When the children of Amalon came to play with her, the little Nephis, Moronis, Lehis, and Juabs, he saw she was a creature apart from them, of another fashion of mind and body. He saw, too, that with some native intuition she seemed to divine this, and to assume command even of those older than herself. Thus Wish Wright and his brother, Welcome, both her seniors by several years, were her awe-bound slaves; and the twin daughters of Zebedee Bloom obeyed her least whim without question, even when it involved them in situations more or less delicate. With her quick ear for rhythm she had been at once impressed by their names—impressed to a degree that savoured of fascination. She would seat the two before her, range the other children beside them, and then lead the chorus in a spirited chant of these names:—
“Isa Vinda Exene Bloom!
Ella Minda Almarine Bloom!”
repeating this a long time until they were all breathless, and the solemn twins themselves were looking embarrassed and rather foolishly pleased.
As he observed her day by day in her joyous growth, it was inevitable that he came more and more to observe the woman who was caring for her, and it was thus on one night in late summer that he awoke to an awful truth,—a truth that brought back the words of the woman’s former husband with a new meaning.
He had heard Prudence say to her, “You are a pretty mamma,” and suddenly there came rushing upon him the sum of all the impressions his eyes had taken of her since that day when the Bishop had spoken. He trembled and became weak under the assault, feeling that in some insidious way his strength had been undermined. He went out into the early evening to be alone, but she, presently, having put the child to bed, came and stood near, silently in the doorway.

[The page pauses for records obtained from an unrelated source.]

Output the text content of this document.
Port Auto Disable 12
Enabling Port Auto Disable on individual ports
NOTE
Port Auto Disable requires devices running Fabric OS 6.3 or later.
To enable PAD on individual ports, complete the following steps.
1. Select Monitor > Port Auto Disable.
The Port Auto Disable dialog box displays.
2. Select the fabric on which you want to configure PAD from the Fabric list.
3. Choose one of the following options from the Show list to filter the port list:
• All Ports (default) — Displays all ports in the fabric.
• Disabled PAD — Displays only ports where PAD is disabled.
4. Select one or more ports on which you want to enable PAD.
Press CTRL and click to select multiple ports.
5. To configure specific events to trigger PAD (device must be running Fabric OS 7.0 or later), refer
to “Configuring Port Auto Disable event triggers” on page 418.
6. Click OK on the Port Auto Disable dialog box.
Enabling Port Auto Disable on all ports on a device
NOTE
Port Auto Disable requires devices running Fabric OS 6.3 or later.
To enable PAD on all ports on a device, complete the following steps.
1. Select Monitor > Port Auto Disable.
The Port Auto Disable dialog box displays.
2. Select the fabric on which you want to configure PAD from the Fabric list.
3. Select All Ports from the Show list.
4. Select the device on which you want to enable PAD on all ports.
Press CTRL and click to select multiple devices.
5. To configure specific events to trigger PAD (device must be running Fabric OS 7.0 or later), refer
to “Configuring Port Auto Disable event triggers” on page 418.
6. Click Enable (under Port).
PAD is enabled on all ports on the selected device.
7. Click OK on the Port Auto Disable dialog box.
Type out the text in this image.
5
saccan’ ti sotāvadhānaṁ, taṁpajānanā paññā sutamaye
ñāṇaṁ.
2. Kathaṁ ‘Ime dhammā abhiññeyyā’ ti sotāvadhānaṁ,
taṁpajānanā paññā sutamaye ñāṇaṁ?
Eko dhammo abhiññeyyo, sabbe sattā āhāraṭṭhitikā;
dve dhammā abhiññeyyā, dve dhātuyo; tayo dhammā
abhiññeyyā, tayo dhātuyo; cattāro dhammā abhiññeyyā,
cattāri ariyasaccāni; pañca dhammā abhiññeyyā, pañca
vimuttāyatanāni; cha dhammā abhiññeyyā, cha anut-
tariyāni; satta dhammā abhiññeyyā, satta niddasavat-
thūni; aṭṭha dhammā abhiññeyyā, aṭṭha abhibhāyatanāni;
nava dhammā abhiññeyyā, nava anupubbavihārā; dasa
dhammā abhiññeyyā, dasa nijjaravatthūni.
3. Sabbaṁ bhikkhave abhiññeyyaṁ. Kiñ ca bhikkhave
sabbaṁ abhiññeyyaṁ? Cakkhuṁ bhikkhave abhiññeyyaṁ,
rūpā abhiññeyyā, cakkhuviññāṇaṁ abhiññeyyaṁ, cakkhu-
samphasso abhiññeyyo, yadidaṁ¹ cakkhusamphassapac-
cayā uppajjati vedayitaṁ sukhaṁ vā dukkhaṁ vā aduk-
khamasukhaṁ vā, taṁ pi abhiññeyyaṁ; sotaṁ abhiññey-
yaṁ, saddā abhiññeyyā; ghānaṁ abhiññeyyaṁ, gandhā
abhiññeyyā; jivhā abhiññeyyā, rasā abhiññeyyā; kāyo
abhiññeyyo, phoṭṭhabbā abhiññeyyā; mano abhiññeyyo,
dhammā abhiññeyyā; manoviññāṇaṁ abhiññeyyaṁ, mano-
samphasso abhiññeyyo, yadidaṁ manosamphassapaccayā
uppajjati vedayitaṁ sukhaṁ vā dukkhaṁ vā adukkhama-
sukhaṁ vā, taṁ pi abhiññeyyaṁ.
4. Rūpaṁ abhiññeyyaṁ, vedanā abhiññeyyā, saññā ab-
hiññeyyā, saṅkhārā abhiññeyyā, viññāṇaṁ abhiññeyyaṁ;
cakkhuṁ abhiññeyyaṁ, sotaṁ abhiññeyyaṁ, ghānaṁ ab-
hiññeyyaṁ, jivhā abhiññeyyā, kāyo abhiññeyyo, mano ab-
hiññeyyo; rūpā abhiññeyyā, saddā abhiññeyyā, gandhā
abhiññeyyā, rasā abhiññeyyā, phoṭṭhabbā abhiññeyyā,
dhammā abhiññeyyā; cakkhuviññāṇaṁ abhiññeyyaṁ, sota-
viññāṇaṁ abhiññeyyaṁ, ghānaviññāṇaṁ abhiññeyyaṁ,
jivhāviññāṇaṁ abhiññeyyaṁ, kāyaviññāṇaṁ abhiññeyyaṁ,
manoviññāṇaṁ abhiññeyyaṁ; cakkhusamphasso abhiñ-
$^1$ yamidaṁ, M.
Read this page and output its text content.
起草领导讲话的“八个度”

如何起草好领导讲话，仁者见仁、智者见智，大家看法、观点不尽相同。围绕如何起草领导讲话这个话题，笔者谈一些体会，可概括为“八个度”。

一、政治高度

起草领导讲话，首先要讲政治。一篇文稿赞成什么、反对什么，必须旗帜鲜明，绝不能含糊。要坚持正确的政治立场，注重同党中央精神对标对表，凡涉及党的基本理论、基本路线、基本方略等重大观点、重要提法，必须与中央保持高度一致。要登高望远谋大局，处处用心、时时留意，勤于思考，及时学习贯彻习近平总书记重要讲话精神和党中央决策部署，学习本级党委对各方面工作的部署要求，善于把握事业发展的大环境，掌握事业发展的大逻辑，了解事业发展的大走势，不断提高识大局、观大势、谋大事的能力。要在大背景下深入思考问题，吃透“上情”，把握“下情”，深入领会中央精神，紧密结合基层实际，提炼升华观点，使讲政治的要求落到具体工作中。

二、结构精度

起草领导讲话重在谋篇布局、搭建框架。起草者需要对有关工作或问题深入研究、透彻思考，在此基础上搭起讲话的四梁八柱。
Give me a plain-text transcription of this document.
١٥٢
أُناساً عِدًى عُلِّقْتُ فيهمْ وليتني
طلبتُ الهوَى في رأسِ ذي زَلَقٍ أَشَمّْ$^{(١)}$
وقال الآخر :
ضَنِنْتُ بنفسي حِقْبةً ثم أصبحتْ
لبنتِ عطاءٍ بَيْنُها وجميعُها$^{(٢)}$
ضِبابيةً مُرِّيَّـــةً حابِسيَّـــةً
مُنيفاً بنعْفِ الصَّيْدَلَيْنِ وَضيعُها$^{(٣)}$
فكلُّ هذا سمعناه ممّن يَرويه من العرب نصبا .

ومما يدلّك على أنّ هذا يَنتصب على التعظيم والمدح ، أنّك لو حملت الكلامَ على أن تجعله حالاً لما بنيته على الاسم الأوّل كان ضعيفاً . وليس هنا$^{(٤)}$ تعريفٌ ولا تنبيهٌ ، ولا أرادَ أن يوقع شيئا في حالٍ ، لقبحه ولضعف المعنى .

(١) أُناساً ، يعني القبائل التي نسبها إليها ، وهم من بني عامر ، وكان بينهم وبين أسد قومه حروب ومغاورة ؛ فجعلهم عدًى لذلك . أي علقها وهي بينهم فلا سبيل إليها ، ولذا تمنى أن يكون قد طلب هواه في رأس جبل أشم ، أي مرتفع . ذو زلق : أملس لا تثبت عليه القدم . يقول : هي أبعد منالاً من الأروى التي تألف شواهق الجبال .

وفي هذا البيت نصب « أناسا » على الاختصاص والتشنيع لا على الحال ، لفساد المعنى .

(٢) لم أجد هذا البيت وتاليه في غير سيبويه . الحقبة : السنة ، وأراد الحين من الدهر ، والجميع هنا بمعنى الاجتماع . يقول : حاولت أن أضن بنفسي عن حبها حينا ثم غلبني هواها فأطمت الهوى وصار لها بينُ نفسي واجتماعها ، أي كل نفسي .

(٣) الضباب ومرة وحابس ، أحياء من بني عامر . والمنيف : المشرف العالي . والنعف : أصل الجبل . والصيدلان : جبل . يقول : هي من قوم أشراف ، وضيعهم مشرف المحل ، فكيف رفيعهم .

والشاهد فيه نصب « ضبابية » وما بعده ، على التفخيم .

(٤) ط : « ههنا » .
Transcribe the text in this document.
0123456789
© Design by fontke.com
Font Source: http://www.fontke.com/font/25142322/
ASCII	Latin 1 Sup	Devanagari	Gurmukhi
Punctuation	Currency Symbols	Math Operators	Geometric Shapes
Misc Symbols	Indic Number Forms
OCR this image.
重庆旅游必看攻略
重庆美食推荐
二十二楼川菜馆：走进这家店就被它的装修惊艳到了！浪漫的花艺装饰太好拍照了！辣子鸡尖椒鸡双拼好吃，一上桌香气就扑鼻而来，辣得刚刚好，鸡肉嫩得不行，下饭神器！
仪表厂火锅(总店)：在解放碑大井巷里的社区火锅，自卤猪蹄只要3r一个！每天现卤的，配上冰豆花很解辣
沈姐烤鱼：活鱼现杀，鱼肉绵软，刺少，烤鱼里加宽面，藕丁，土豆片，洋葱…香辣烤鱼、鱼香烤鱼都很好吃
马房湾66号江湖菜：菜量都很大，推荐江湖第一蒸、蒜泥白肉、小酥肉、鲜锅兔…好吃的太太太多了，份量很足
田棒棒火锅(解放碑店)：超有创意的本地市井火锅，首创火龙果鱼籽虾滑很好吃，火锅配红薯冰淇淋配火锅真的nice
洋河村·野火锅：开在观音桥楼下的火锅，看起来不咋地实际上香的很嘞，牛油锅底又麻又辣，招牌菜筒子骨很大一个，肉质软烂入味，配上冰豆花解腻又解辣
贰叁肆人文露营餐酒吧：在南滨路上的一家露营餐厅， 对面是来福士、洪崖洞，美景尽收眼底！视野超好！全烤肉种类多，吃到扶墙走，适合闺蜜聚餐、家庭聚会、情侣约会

He looked and saw she was indeed made new, restored to the lustre and fulness of her young womanhood. He remembered then that she had long been silent when he came near her, plainly conscious of his presence but with an apparent constraint, with something almost tentative in her manner. With her return to health and comeliness there had come back to her a thousand little graces of dress and manner and speech. She drew him, with his starved love of beauty and his need of companionship; drew him with a mighty power, and he knew it at last. He remembered how he had felt and faintly thrilled under a certain soft suppression in her tones when she had spoken to him of late; this had drawn him, and the new light in her eyes and her whole freshened womanhood, even before he knew it. Now that he did know it he felt himself shaken and all but lost; clutching weakly at some support that threatened every moment to give way.
And she was his wife, his who had starved year after year for the light touch of a woman’s hand and the tones of her voice that should be for him alone. He knew now that he had ached and sickened in his yearning for this, and she stood there for him in the soft night. He knew she was waiting, and he knew he desired above all things else to go to her; that the comfort of her, his to take, would give him new life, new desires, new powers; that with her he would revive as she had done. He waited long, indulging freely in hesitation, bathing his wearied soul in her nearness—yielding in fancy.